С дедом у Егора Звонцова отношения особые, спор пожизненный — все хочется перед ним покрасоваться, похрабриться, хотя того и на свете давно нет. В памяти Егора отец его, слабый здоровьем и боязливый, занимает место малое, непримечательное: жил недолго, смирно и помер, придавленный возом с рожью на тридцатом году. Властвует в памяти и даже оттуда, с того света, как говорится, уязвляет и погаркивает дед. Помнит он старика хорошо, и представляется он ему комлем корявой придорожной ракиты, обделанным в человеческий облик сельским столяром Гришакой, который ладил вещи прочно, но без всякого внимания к их красоте, по присловью: «С лица воды не пить». У деда были жилистые, пружинящие ноги, длинные с черной порослью руки, а под войлочным колпаком — темное, в смоляной волосне лицо, на котором движутся только красные губы с узкой расщелиной рта. В семье полно народу: четыре сына, три снохи, их дети, бабка, но владычествует, подминая всех и все своим бешеным характером, один старик. На рассвете, покряхтывая, крестя при зевке рот, он, сидя на телеге, на которой и спит под навесом, обувает лапти и, кажется, от натуги накаляется тем раздражением, которое не покидает его уже до вечера, до того, когда, наскоро похлебав щец, изба и подворье, темные, трухлявые, с прелой в прозелени соломой на крыше, снова отходят ко сну. Под первый всплеск дедова гнева попадает старшая сноха, которая, кое-как запахнувшись спросонья, бежит с ведром в хлев.

— Дура! — орет старик. — Кохту хоть застегни, хозяйство порастеряешь… Спишь, черт, как придавленная…

Обувшись и почесав в смоляной бороде, старик, проворно переступая кривоватыми ногами, катится по двору. И натыкается на брошенный чересседельник. Подхватив темным крючковатым пальцем кусок лоснящейся кожи, похожей на змею, он раскачивает его, вопрошает, кажется, у всего света: «Какой сучий сын бросил?..» А бросил его, распрягая лошадь и торопясь на гулянку, он, Егор.

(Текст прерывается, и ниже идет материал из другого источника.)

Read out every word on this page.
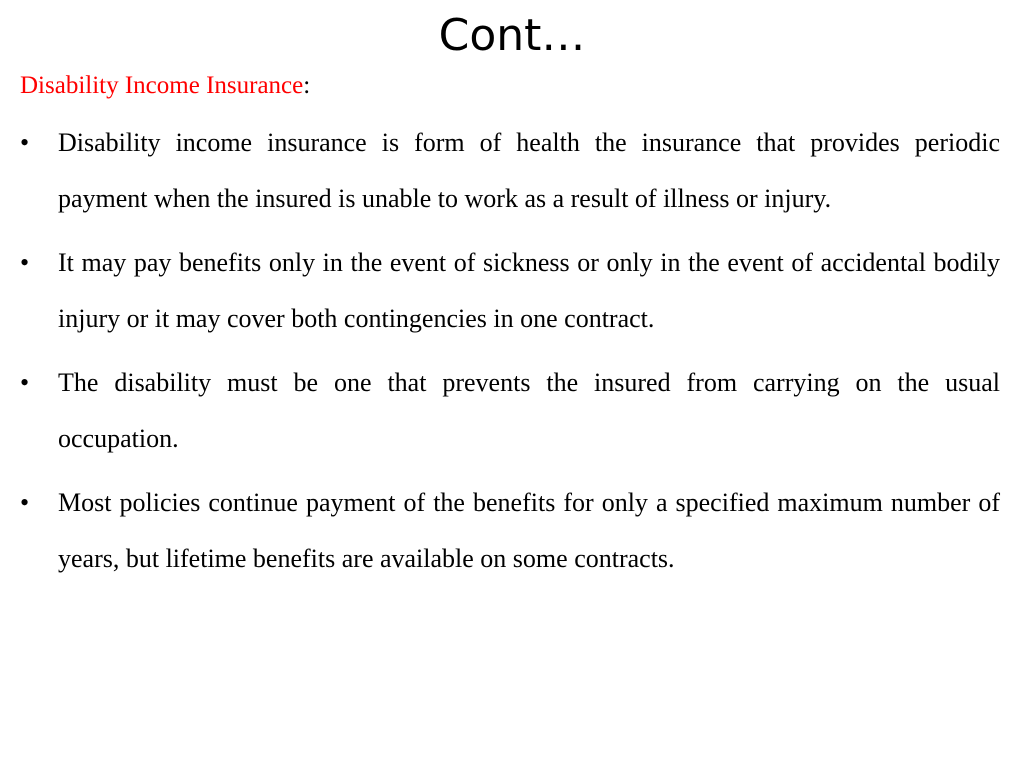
Cont…
Disability Income Insurance:
• Disability income insurance is form of health the insurance that provides periodic payment when the insured is unable to work as a result of illness or injury.
• It may pay benefits only in the event of sickness or only in the event of accidental bodily injury or it may cover both contingencies in one contract.
• The disability must be one that prevents the insured from carrying on the usual occupation.
• Most policies continue payment of the benefits for only a specified maximum number of years, but lifetime benefits are available on some contracts.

И за завтраком, на потеху старшим братьям и во страх детям, чересседельник ходит по его спине: «Отряха, безрук, — кипятится старик. — Шей сумку и подавайся в старцы, милостынькой жить прилаживайся, все равно ни кола ни двора не наживешь…» Дед зажился на свете, проводив на могильник двух сынов, и помер уже при коллективизации, больше от огорчения, что со двора свели скот: чуть не месяц пролежал молча, отвернувшись к стене, и отошел в каменной неприязни к селу и людям его, своим и чужим. «Да, — думает Егор, — послушать, чего теперь бы сказал дед…»

Чтобы не заспаться — а это с ним случается все чаще, — Егор вешает на плетень в изголовье будильник, сине-голубую машину долгого и громогласного звона. Но вздремнуть ему не удается — прихрамывая, улыбаясь колюче, входит через калитку Иван Сазонов.

— Надумал, Егор? — спрашивает он, словно и не прерывался их разговор. — А то вон гроза-то уже полыхнула…

— Стороной, Иван, стороной! — смеется Егор. — Как завидела меня с топором на хате, так хвост и поджала!

— Хвастун ты! — усмехается Сазонов. — Всю жизнь перо под ветер ставишь, топорщишь. А уж внуки собакам хвосты крутят, сам шестой десяток доламываешь.

— Осенью на именины набивайся. Осенью, сейчас еще не кличу… Да и тебе на пенсию давно пора.

— Пора, а страшновато, сказать по правде. Слыхал я в городе — как выскочил человек на пенсию да лег на печь, так года через два и тащат в той самой колоде.

— Мельничное колесо, если оно не работает, скорей травой изъедается, — философствует Егор.

Теперь оба, и Егор Звонцов и Иван Сазонов, лежат рядышком на старом полушубке, греют животы. Беседа принимает кроткий, элегический характер воспоминаний.